Este lunes a media mañana, los choferes de Transporte Automotores La Plata (TALP) 338 y 406 iniciaron un paro de transporte sorpresivo, en reclamo por más seguridad para los conductores tras el violento ataque a uno de los trabajadores de la línea que une la ciudad de La Plata con San Isidro.
Es preciso mencionar que, la noticia del violento ataque a uno de los conductores del TALP en la localidad bonaerense de La Tablada fue difundida en redes sociales por los usuarios y choferes de ambos ramales, que viven situaciones de agresividad hacia los trabajadores y pasajeros a diario.
“Los coches circulando con banderas apagadas y después a guardar”, informó una de las cuentas del TALP, mientras que otra red social advirtió que los coches que ya se encontraban en las calles iban a concluir sus recorridos, y no saldrían hasta nuevo aviso.
Según contaron los compañeros de trabajo del chofer agredido, identificado como Kevin Godoy, el violento ataque fue con una botella de vidrio que le dejó graves heridas en la cara al conductor del TALP, que debió ser hospitalizado para colocarle cinco puntos de sutura que frenaron la pérdida de sangre.

Según pudieron reconstruir las autoridades que investigan el violento ataque, un pasajero había tocado el timbre a la altura del hospital Balestrini cerca de la 1.30 de la madrugada de este lunes, y el chofer se habría detenido en la siguiente parada.
En ese momento, el agresor del chofer del TALP por el que comenzó el paro de transporte, avanzó desde el fondo de la unidad en la que viajaba, sacó una botella que llevaba dentro de un bolso y le pegó con ella en la cabeza al conductor, que tuvo que detener el recorrido por las lesiones causadas.
“Kevin está dentro de todo bien, fue asistido durante la madrugada en el hospital Balestrini y tiene cinco puntos en la cabeza producto de los cortes de la agresión. Nuestro reclamo es por la inseguridad que estamos sufriendo, son muchos los robos. Esta fue la gota que rebalsó el vaso, porque terminó con violencia física a un compañero”, contó Ramón, delegado de los trabajadores del TALP.
En ese sentido, los trabajadores del colectivo que une La Plata con San Isidro explicaron que hay unidades que tienen cámaras de seguridad, pero ninguna tiene seguridad policial, una medida que impediría los violentos ataques como el que sufrió Godoy durante la madrugada de este lunes.

Por caso, los choferes de la mencionada línea tienen prevista una reunión con representantes de la Unión Tranviarios Automotor (UTA) para esta tarde, y con la Policía para buscar destrabar el conflicto, ya que los conductores aseguran que cuando se realizan controles las agresiones se reducen, pero que hay puntos del recorrido donde los ataques son habituales.

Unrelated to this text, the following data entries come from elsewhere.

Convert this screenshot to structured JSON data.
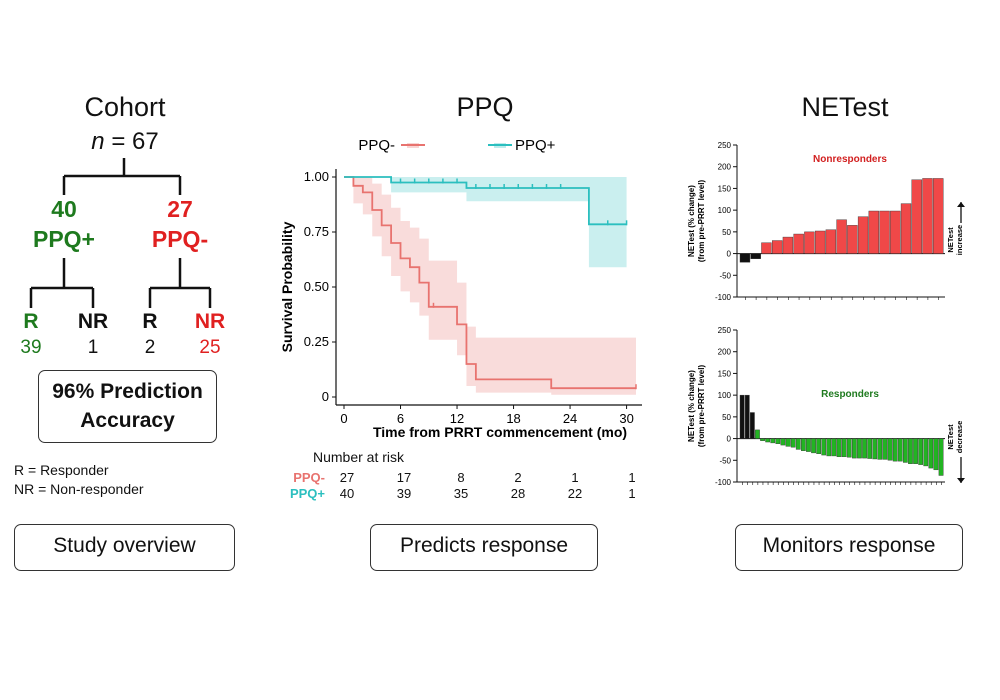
{
  "colors": {
    "green": "#1e7a1e",
    "red": "#e02020",
    "teal": "#2bbfbf",
    "pink": "#e8736f",
    "bar_red": "#f04848",
    "bar_green": "#22b422",
    "bar_black": "#111111"
  },
  "overview": {
    "title": "Cohort",
    "n_var": "n",
    "n_rest": " = 67",
    "pos_count": "40",
    "pos_label": "PPQ+",
    "neg_count": "27",
    "neg_label": "PPQ-",
    "leaves": [
      {
        "label": "R",
        "value": "39",
        "label_color": "green",
        "value_color": "green"
      },
      {
        "label": "NR",
        "value": "1",
        "label_color": "black",
        "value_color": "black"
      },
      {
        "label": "R",
        "value": "2",
        "label_color": "black",
        "value_color": "black"
      },
      {
        "label": "NR",
        "value": "25",
        "label_color": "red",
        "value_color": "red"
      }
    ],
    "accuracy_line1": "96% Prediction",
    "accuracy_line2": "Accuracy",
    "legend_r": "R = Responder",
    "legend_nr": "NR = Non-responder",
    "caption": "Study overview"
  },
  "ppq": {
    "title": "PPQ",
    "caption": "Predicts response",
    "risk_title": "Number at risk",
    "risk_rows": [
      {
        "label": "PPQ-",
        "counts": [
          "27",
          "17",
          "8",
          "2",
          "1",
          "1"
        ]
      },
      {
        "label": "PPQ+",
        "counts": [
          "40",
          "39",
          "35",
          "28",
          "22",
          "1"
        ]
      }
    ]
  },
  "netest": {
    "title": "NETest",
    "caption": "Monitors response"
  },
  "chart_data": [
    {
      "type": "line",
      "title": "",
      "xlabel": "Time from PRRT commencement (mo)",
      "ylabel": "Survival Probability",
      "xlim": [
        0,
        31
      ],
      "ylim": [
        0,
        1
      ],
      "xticks": [
        0,
        6,
        12,
        18,
        24,
        30
      ],
      "yticks": [
        "0",
        "0.25",
        "0.50",
        "0.75",
        "1.00"
      ],
      "legend": "top",
      "series": [
        {
          "name": "PPQ-",
          "color": "#e8736f",
          "x": [
            0,
            1,
            2,
            3,
            4,
            5,
            6,
            7,
            8,
            9,
            10,
            11,
            12,
            13,
            14,
            22,
            31
          ],
          "y": [
            1.0,
            0.96,
            0.93,
            0.85,
            0.78,
            0.7,
            0.63,
            0.59,
            0.52,
            0.41,
            0.41,
            0.41,
            0.33,
            0.15,
            0.08,
            0.04,
            0.04
          ],
          "lower": [
            1.0,
            0.88,
            0.83,
            0.73,
            0.64,
            0.55,
            0.48,
            0.43,
            0.37,
            0.26,
            0.26,
            0.26,
            0.19,
            0.05,
            0.02,
            0.01,
            0.01
          ],
          "upper": [
            1.0,
            1.0,
            1.0,
            0.97,
            0.92,
            0.86,
            0.8,
            0.77,
            0.72,
            0.62,
            0.62,
            0.62,
            0.52,
            0.32,
            0.27,
            0.27,
            0.27
          ]
        },
        {
          "name": "PPQ+",
          "color": "#2bbfbf",
          "x": [
            0,
            5,
            13,
            26,
            30
          ],
          "y": [
            1.0,
            0.975,
            0.95,
            0.785,
            0.785
          ],
          "lower": [
            1.0,
            0.93,
            0.89,
            0.59,
            0.59
          ],
          "upper": [
            1.0,
            1.0,
            1.0,
            1.0,
            1.0
          ]
        }
      ]
    },
    {
      "type": "bar",
      "title": "Nonresponders",
      "ylabel": "NETest (% change) (from pre-PRRT level)",
      "side_label": "NETest increase",
      "ylim": [
        -100,
        250
      ],
      "yticks": [
        -100,
        -50,
        0,
        50,
        100,
        150,
        200,
        250
      ],
      "values": [
        -20,
        -12,
        25,
        30,
        38,
        45,
        50,
        52,
        55,
        78,
        65,
        85,
        98,
        98,
        98,
        115,
        170,
        173,
        173
      ],
      "colors": [
        "black",
        "black",
        "red",
        "red",
        "red",
        "red",
        "red",
        "red",
        "red",
        "red",
        "red",
        "red",
        "red",
        "red",
        "red",
        "red",
        "red",
        "red",
        "red"
      ]
    },
    {
      "type": "bar",
      "title": "Responders",
      "ylabel": "NETest (% change) (from pre-PRRT level)",
      "side_label": "NETest decrease",
      "ylim": [
        -100,
        250
      ],
      "yticks": [
        -100,
        -50,
        0,
        50,
        100,
        150,
        200,
        250
      ],
      "values": [
        100,
        100,
        60,
        20,
        -5,
        -8,
        -10,
        -12,
        -15,
        -18,
        -20,
        -25,
        -28,
        -30,
        -33,
        -35,
        -38,
        -40,
        -40,
        -42,
        -42,
        -43,
        -45,
        -45,
        -45,
        -46,
        -47,
        -48,
        -48,
        -50,
        -52,
        -52,
        -55,
        -58,
        -58,
        -60,
        -63,
        -68,
        -72,
        -85
      ],
      "colors": [
        "black",
        "black",
        "black",
        "green",
        "green",
        "green",
        "green",
        "green",
        "green",
        "green",
        "green",
        "green",
        "green",
        "green",
        "green",
        "green",
        "green",
        "green",
        "green",
        "green",
        "green",
        "green",
        "green",
        "green",
        "green",
        "green",
        "green",
        "green",
        "green",
        "green",
        "green",
        "green",
        "green",
        "green",
        "green",
        "green",
        "green",
        "green",
        "green",
        "green"
      ]
    }
  ]
}
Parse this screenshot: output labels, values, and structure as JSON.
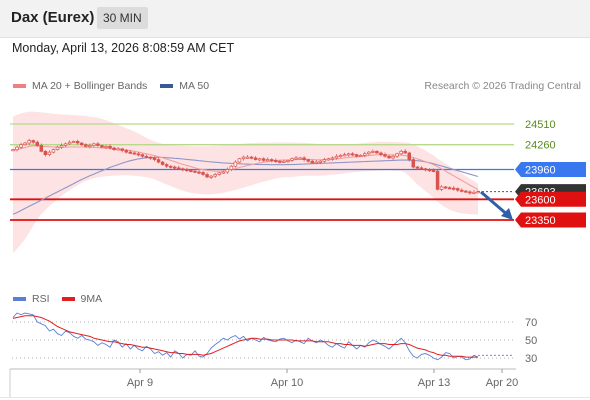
{
  "header": {
    "title": "Dax (Eurex)",
    "timeframe": "30 MIN"
  },
  "datetime": "Monday, April 13, 2026 8:08:59 AM CET",
  "legend": {
    "bb_label": "MA 20 + Bollinger Bands",
    "ma50_label": "MA 50",
    "research": "Research © 2026 Trading Central"
  },
  "rsi_legend": {
    "rsi_label": "RSI",
    "ma_label": "9MA"
  },
  "colors": {
    "candle": "#d9534f",
    "bb_fill": "#fde3e3",
    "ma20": "#f0a0a0",
    "ma50": "#8f96c8",
    "resistance": "#b8d98c",
    "pivot": "#3a78f0",
    "support": "#e01010",
    "arrow": "#2e5fa8",
    "rsi": "#5b7fd6",
    "rsi_ma": "#e02020"
  },
  "chart_data": [
    {
      "type": "candlestick",
      "x_labels": [
        "Apr 9",
        "Apr 10",
        "Apr 13",
        "Apr 20"
      ],
      "levels": [
        {
          "label": "24510",
          "value": 24510,
          "kind": "resistance"
        },
        {
          "label": "24260",
          "value": 24260,
          "kind": "resistance"
        },
        {
          "label": "23960",
          "value": 23960,
          "kind": "pivot"
        },
        {
          "label": "23693",
          "value": 23693,
          "kind": "last"
        },
        {
          "label": "23600",
          "value": 23600,
          "kind": "support"
        },
        {
          "label": "23350",
          "value": 23350,
          "kind": "support"
        }
      ],
      "ylim": [
        22700,
        24900
      ],
      "close": [
        24200,
        24230,
        24260,
        24280,
        24310,
        24290,
        24250,
        24180,
        24140,
        24170,
        24200,
        24230,
        24250,
        24270,
        24290,
        24300,
        24280,
        24260,
        24240,
        24250,
        24270,
        24250,
        24230,
        24240,
        24220,
        24200,
        24210,
        24190,
        24170,
        24160,
        24150,
        24140,
        24120,
        24110,
        24100,
        24080,
        24050,
        24020,
        24000,
        23990,
        23980,
        23970,
        23960,
        23950,
        23940,
        23930,
        23925,
        23900,
        23870,
        23880,
        23900,
        23920,
        23930,
        23960,
        24000,
        24050,
        24090,
        24110,
        24110,
        24100,
        24080,
        24090,
        24070,
        24080,
        24070,
        24060,
        24050,
        24060,
        24070,
        24090,
        24100,
        24100,
        24080,
        24060,
        24040,
        24050,
        24060,
        24080,
        24090,
        24100,
        24120,
        24130,
        24140,
        24150,
        24140,
        24120,
        24130,
        24150,
        24170,
        24180,
        24160,
        24140,
        24120,
        24100,
        24120,
        24150,
        24180,
        24160,
        24080,
        23990,
        23980,
        23970,
        23960,
        23950,
        23940,
        23720,
        23750,
        23740,
        23735,
        23730,
        23710,
        23700,
        23690,
        23680,
        23685,
        23693
      ],
      "ma20": [
        24190,
        24200,
        24215,
        24225,
        24240,
        24245,
        24245,
        24242,
        24238,
        24235,
        24232,
        24230,
        24228,
        24230,
        24232,
        24232,
        24232,
        24232,
        24230,
        24228,
        24226,
        24224,
        24221,
        24218,
        24215,
        24210,
        24205,
        24200,
        24195,
        24188,
        24180,
        24170,
        24160,
        24150,
        24140,
        24128,
        24116,
        24100,
        24086,
        24070,
        24055,
        24038,
        24022,
        24008,
        23994,
        23980,
        23968,
        23958,
        23950,
        23944,
        23940,
        23940,
        23945,
        23952,
        23962,
        23972,
        23984,
        23996,
        24008,
        24020,
        24030,
        24040,
        24048,
        24056,
        24062,
        24068,
        24072,
        24075,
        24076,
        24078,
        24080,
        24082,
        24082,
        24082,
        24080,
        24078,
        24078,
        24078,
        24080,
        24084,
        24088,
        24094,
        24100,
        24106,
        24110,
        24114,
        24118,
        24122,
        24128,
        24134,
        24138,
        24140,
        24140,
        24138,
        24135,
        24133,
        24133,
        24128,
        24120,
        24104,
        24088,
        24072,
        24055,
        24038,
        24020,
        23995,
        23968,
        23940,
        23912,
        23884,
        23856,
        23828,
        23800,
        23772,
        23744,
        23718
      ],
      "bb_upper": [
        24600,
        24620,
        24640,
        24650,
        24660,
        24660,
        24655,
        24650,
        24645,
        24640,
        24635,
        24630,
        24625,
        24622,
        24620,
        24618,
        24615,
        24612,
        24608,
        24600,
        24595,
        24585,
        24570,
        24555,
        24540,
        24520,
        24500,
        24480,
        24460,
        24440,
        24420,
        24395,
        24370,
        24345,
        24320,
        24300,
        24285,
        24270,
        24262,
        24255,
        24250,
        24248,
        24246,
        24244,
        24242,
        24240,
        24240,
        24240,
        24242,
        24244,
        24246,
        24248,
        24252,
        24258,
        24262,
        24266,
        24270,
        24274,
        24278,
        24280,
        24282,
        24284,
        24284,
        24285,
        24286,
        24286,
        24286,
        24286,
        24286,
        24286,
        24285,
        24284,
        24282,
        24280,
        24276,
        24272,
        24268,
        24264,
        24262,
        24260,
        24260,
        24260,
        24262,
        24264,
        24268,
        24272,
        24276,
        24280,
        24286,
        24290,
        24294,
        24296,
        24296,
        24294,
        24292,
        24290,
        24290,
        24288,
        24280,
        24260,
        24240,
        24215,
        24190,
        24160,
        24130,
        24090,
        24060,
        24030,
        24000,
        23970,
        23940,
        23910,
        23880,
        23850,
        23820,
        23790
      ],
      "bb_lower": [
        22950,
        23000,
        23060,
        23120,
        23200,
        23280,
        23360,
        23420,
        23470,
        23520,
        23560,
        23600,
        23640,
        23680,
        23710,
        23740,
        23770,
        23800,
        23820,
        23840,
        23855,
        23865,
        23872,
        23878,
        23883,
        23886,
        23888,
        23890,
        23890,
        23888,
        23884,
        23880,
        23874,
        23866,
        23856,
        23840,
        23820,
        23800,
        23780,
        23760,
        23740,
        23720,
        23705,
        23690,
        23680,
        23672,
        23665,
        23660,
        23658,
        23660,
        23665,
        23672,
        23680,
        23690,
        23700,
        23712,
        23726,
        23740,
        23756,
        23770,
        23786,
        23800,
        23814,
        23826,
        23838,
        23850,
        23860,
        23866,
        23866,
        23870,
        23875,
        23880,
        23882,
        23884,
        23884,
        23884,
        23886,
        23888,
        23892,
        23896,
        23900,
        23906,
        23912,
        23920,
        23926,
        23930,
        23934,
        23938,
        23940,
        23942,
        23944,
        23946,
        23948,
        23948,
        23946,
        23944,
        23942,
        23920,
        23880,
        23830,
        23780,
        23740,
        23700,
        23660,
        23620,
        23570,
        23530,
        23500,
        23475,
        23455,
        23440,
        23430,
        23425,
        23420,
        23418,
        23415
      ],
      "ma50": [
        23420,
        23440,
        23465,
        23490,
        23515,
        23540,
        23565,
        23590,
        23615,
        23640,
        23665,
        23690,
        23715,
        23740,
        23765,
        23790,
        23815,
        23840,
        23862,
        23885,
        23905,
        23925,
        23945,
        23965,
        23985,
        24003,
        24020,
        24037,
        24052,
        24066,
        24078,
        24088,
        24096,
        24102,
        24106,
        24108,
        24108,
        24106,
        24103,
        24100,
        24096,
        24092,
        24087,
        24082,
        24077,
        24072,
        24067,
        24062,
        24057,
        24052,
        24048,
        24044,
        24040,
        24037,
        24034,
        24031,
        24029,
        24027,
        24025,
        24023,
        24022,
        24021,
        24020,
        24019,
        24018,
        24018,
        24018,
        24018,
        24019,
        24020,
        24022,
        24024,
        24026,
        24028,
        24030,
        24032,
        24034,
        24036,
        24038,
        24040,
        24042,
        24044,
        24046,
        24048,
        24050,
        24052,
        24054,
        24056,
        24058,
        24060,
        24062,
        24064,
        24066,
        24068,
        24070,
        24072,
        24074,
        24074,
        24073,
        24070,
        24066,
        24060,
        24052,
        24042,
        24030,
        24016,
        24002,
        23988,
        23974,
        23960,
        23946,
        23932,
        23918,
        23904,
        23890,
        23876
      ]
    },
    {
      "type": "line",
      "title": "RSI",
      "yticks": [
        70,
        50,
        30
      ],
      "ylim": [
        15,
        85
      ],
      "rsi": [
        75,
        80,
        78,
        80,
        79,
        78,
        70,
        68,
        66,
        60,
        62,
        57,
        55,
        60,
        58,
        54,
        52,
        55,
        51,
        50,
        48,
        44,
        47,
        45,
        42,
        50,
        48,
        42,
        46,
        40,
        44,
        40,
        38,
        43,
        40,
        35,
        37,
        33,
        36,
        31,
        38,
        35,
        30,
        34,
        33,
        38,
        32,
        31,
        35,
        41,
        45,
        48,
        52,
        50,
        53,
        55,
        51,
        54,
        49,
        52,
        50,
        48,
        53,
        50,
        49,
        48,
        51,
        52,
        49,
        47,
        50,
        48,
        46,
        52,
        49,
        47,
        50,
        48,
        44,
        42,
        46,
        43,
        41,
        48,
        44,
        40,
        44,
        42,
        47,
        50,
        48,
        45,
        43,
        40,
        44,
        48,
        52,
        47,
        38,
        32,
        30,
        34,
        35,
        33,
        30,
        28,
        31,
        36,
        35,
        30,
        32,
        31,
        28,
        29,
        33,
        31
      ],
      "ma9": [
        74,
        75,
        76,
        77,
        77,
        77,
        76,
        75,
        73,
        71,
        68,
        65,
        63,
        61,
        59,
        58,
        57,
        56,
        55,
        54,
        52,
        51,
        50,
        49,
        48,
        48,
        47,
        46,
        45,
        45,
        44,
        43,
        42,
        42,
        41,
        40,
        39,
        38,
        37,
        36,
        36,
        35,
        35,
        34,
        34,
        34,
        34,
        33,
        34,
        35,
        37,
        39,
        41,
        43,
        45,
        47,
        49,
        50,
        51,
        52,
        52,
        51,
        51,
        51,
        50,
        50,
        50,
        50,
        50,
        50,
        49,
        49,
        49,
        49,
        49,
        48,
        48,
        48,
        48,
        47,
        46,
        46,
        45,
        45,
        44,
        44,
        44,
        43,
        44,
        45,
        46,
        46,
        46,
        45,
        45,
        45,
        46,
        46,
        45,
        43,
        41,
        40,
        39,
        37,
        36,
        34,
        33,
        33,
        32,
        32,
        32,
        32,
        31,
        31,
        31,
        31
      ]
    }
  ]
}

“Salgo de mi casa y no sé si vuelvo vivo. Esto pasa todos los días. Nos insultan, escupen, roban celulares sobre el colectivo. Venimos a trabajar, no a padecer lo que estamos padeciendo”, expresó con preocupación otro de los choferes del TALP, que se sumó al reclamo de mayor seguridad, especialmente durante el horario nocturno.
La antesala de la agresión al chofer del TALP que derivó en el cese de actividades
Durante la protesta, los conductores del TALP destacaron que la inseguridad que enfrentan, especialmente entre San Justo y Puente 12, en la parte del recorrido que cruza Ciudad Evita, es brutal para con los choferes, y pone en riesgo constante la vida de los trabajadores.
Según contaron, los choferes de ambas líneas sufren robos y agresiones frecuentes. “Tenemos una denuncia del día sábado. A un chofer le pegaron un culatazo en la cabeza durante un intento de robo. Estamos pidiendo más seguridad así por lo menos así hay más presencia policial, ya que a las 18 horas ya no hay más efectivos. A partir de ese horario somos carne de cañón”, contaron los compañeros de trabajo de Kevin Godoy.